What’s frustrating about these trends is that when gaming companies see a trend developing, or currently in progress, they often try to cash in. Sometimes they succeed, like with Fortnite Battle Royale following in the footsteps of the oddly successful PlayerUnknown’s Battlegrounds and the now forgotten H1Z1. Other times, like with Call of Duty: Infinite Warfare and Lawbreakers, they either spark outrage or just never take hold.
Where many companies seem to fail when chasing a trend, is they fail to innovate. I’m a firm believer that Battleborn failed because Gearbox Software didn’t do enough to differentiate their title from Blizzard’s Overwatch. That, and they released around the same time. Similarly, H1Z1 came along when Day Z and Rust had already established a firm foothold in the market of zombie survival games. Call of Duty: Infinite Warfare failed because all Infinity Ward did is bring Call of Duty even further into the future, without doing anything to differentiate the newest game from previous entries. Not to mention that all any Call of Duty fanatic seems to care about is Black Ops…
Still, there are some trends that need to die. Loot boxes, along with other predatory monetization tactics, do nothing to benefit the game they’re featured in, other than to further pad the wallets of the publishers which are definitely responsible for them. The same goes for season passes and preorder bonuses, but I don’t want to spend long harping on those, simply because I already covered that topic in great detail in a previous post.
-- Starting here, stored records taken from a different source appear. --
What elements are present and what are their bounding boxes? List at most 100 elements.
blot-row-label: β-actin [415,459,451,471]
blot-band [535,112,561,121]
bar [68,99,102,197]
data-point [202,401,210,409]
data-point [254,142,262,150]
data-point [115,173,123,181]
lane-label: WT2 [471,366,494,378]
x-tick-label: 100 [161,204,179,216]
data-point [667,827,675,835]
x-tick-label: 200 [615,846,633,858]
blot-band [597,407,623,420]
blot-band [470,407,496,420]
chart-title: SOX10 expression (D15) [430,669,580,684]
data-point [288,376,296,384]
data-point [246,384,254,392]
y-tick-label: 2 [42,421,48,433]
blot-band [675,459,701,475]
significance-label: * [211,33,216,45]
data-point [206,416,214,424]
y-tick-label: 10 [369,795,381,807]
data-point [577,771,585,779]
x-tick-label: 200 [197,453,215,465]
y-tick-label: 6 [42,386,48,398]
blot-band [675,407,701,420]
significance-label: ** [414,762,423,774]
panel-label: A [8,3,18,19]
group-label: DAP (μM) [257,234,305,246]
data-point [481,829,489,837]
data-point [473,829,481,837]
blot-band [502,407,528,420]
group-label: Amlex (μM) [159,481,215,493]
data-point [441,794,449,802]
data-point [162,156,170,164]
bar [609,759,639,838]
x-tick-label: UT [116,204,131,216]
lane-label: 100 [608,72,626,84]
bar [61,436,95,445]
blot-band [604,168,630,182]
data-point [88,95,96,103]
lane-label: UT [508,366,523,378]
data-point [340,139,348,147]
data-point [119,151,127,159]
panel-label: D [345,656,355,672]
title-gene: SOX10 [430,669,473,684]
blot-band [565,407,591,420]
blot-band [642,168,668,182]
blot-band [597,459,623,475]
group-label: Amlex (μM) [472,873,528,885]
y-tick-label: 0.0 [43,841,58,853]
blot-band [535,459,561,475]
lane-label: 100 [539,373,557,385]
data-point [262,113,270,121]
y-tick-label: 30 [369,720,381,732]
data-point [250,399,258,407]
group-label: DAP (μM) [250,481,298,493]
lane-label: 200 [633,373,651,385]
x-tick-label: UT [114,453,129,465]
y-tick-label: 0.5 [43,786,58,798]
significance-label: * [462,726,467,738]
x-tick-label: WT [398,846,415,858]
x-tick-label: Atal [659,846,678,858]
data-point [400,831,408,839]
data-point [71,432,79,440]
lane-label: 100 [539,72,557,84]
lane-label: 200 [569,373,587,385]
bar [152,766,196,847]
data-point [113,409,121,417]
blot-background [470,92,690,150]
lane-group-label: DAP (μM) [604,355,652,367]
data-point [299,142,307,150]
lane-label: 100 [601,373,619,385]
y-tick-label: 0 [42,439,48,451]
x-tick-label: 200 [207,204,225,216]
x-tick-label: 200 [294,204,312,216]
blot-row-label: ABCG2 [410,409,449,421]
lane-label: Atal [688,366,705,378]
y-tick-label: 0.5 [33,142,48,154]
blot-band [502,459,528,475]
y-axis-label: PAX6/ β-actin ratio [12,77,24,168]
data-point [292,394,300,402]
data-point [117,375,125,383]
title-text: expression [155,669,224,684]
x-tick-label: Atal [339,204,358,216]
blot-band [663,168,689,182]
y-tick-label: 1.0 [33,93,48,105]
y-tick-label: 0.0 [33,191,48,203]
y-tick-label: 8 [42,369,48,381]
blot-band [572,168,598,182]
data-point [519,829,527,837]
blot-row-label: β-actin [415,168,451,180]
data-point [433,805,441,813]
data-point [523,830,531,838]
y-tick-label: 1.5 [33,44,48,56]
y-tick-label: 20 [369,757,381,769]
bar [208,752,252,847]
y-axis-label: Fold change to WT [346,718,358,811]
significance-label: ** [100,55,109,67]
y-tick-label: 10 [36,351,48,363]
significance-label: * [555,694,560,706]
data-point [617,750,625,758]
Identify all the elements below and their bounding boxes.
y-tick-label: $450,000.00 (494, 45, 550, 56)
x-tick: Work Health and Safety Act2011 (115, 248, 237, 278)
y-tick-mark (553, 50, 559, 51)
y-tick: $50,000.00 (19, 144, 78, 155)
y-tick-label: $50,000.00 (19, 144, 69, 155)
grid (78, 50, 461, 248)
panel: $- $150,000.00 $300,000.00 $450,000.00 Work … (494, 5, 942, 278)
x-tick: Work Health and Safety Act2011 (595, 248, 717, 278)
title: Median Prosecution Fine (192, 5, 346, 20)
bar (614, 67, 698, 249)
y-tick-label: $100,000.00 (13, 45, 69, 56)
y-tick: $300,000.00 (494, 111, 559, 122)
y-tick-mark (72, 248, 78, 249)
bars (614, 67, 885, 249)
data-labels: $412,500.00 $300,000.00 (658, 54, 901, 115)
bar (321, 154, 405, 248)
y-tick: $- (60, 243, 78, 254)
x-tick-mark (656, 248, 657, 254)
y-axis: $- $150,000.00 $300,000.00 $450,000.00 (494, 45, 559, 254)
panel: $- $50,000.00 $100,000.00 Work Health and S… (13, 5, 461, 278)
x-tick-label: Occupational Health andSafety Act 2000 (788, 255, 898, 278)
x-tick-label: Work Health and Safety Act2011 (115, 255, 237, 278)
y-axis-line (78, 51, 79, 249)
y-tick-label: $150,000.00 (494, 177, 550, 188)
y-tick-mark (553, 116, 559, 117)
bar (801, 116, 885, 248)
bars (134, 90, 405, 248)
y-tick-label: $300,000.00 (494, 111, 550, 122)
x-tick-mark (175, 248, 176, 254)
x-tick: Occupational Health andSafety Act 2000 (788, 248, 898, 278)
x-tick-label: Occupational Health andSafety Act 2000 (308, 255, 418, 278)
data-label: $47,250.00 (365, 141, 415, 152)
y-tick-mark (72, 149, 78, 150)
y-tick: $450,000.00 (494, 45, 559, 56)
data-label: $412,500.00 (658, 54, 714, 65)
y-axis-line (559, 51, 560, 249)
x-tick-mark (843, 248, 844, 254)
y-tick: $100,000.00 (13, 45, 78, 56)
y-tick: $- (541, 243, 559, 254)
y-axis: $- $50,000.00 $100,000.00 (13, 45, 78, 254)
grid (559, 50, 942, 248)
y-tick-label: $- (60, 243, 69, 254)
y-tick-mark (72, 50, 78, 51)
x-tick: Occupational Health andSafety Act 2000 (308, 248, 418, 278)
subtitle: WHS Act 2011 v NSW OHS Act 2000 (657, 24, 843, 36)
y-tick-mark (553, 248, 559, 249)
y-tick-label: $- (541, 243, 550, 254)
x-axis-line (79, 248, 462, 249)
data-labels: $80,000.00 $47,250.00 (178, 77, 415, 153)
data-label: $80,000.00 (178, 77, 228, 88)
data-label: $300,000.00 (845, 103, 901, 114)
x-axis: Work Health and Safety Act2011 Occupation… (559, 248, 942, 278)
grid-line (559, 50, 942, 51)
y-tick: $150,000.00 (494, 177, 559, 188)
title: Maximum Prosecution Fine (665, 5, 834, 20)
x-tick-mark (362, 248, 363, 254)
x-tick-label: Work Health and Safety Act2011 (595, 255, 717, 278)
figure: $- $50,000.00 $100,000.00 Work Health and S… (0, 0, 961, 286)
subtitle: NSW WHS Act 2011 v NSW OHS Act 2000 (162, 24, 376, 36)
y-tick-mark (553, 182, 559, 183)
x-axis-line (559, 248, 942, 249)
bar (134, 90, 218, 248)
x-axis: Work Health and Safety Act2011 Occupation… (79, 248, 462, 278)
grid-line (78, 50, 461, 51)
Regular releases, whether annual or on longer schedules, tend to stick to what seems to be a script. Ubisoft games generally stick with an open-world, light RPG mechanics like skill trees, quest structures, and tons of collectibles. EA games are more varied, but like with Activision games, they play it safe. Shooters have a heavy focus on multiplayer and season passes for map packs, along with loot boxes for customization options now. Warner Bros. games are similar to Ubisoft, but with incredibly large, empty maps and ridiculous monetization tactics.
Before Call of Duty: WWII, the series focused on the far future. We went through a trend of grey/brown shooters. Remember the slew of zombie games? All the survival games on Steam now? And we’ve already seen the rise and decline (though not the death) of hero shooters.
But look at the games which capture the attention of the gaming community. Dishonored, Hellblade: Senua’s Sacrifice, NieR: Automata, Horizon: Zero Dawn, The Last of Us, Kingdom Come Deliverance, The Long Dark, Subnautica, SUPERHOT, and others break away from the trends present today, and that’s partly what sets them apart. Gamers notice when a game doesn’t just try to capitalize on something that seems popular, and instead seems to be designed with an original idea in mind. They can tell when a game is crafted with passion, rather than a priority of trying to cash in. That doesn’t mean that every game released needs to be something fresh and new, just that there’s room in the market for difference.
Following a trend is fine if you have something to add to the equation, but there’s only so many ways you can design a cactus decoration.
What do you think? Obviously trends aren’t wholly a bad thing, but do you think game companies can do better, or is there nothing wrong with the way things are? Are there any games that you feel deserve more attention for bucking trends?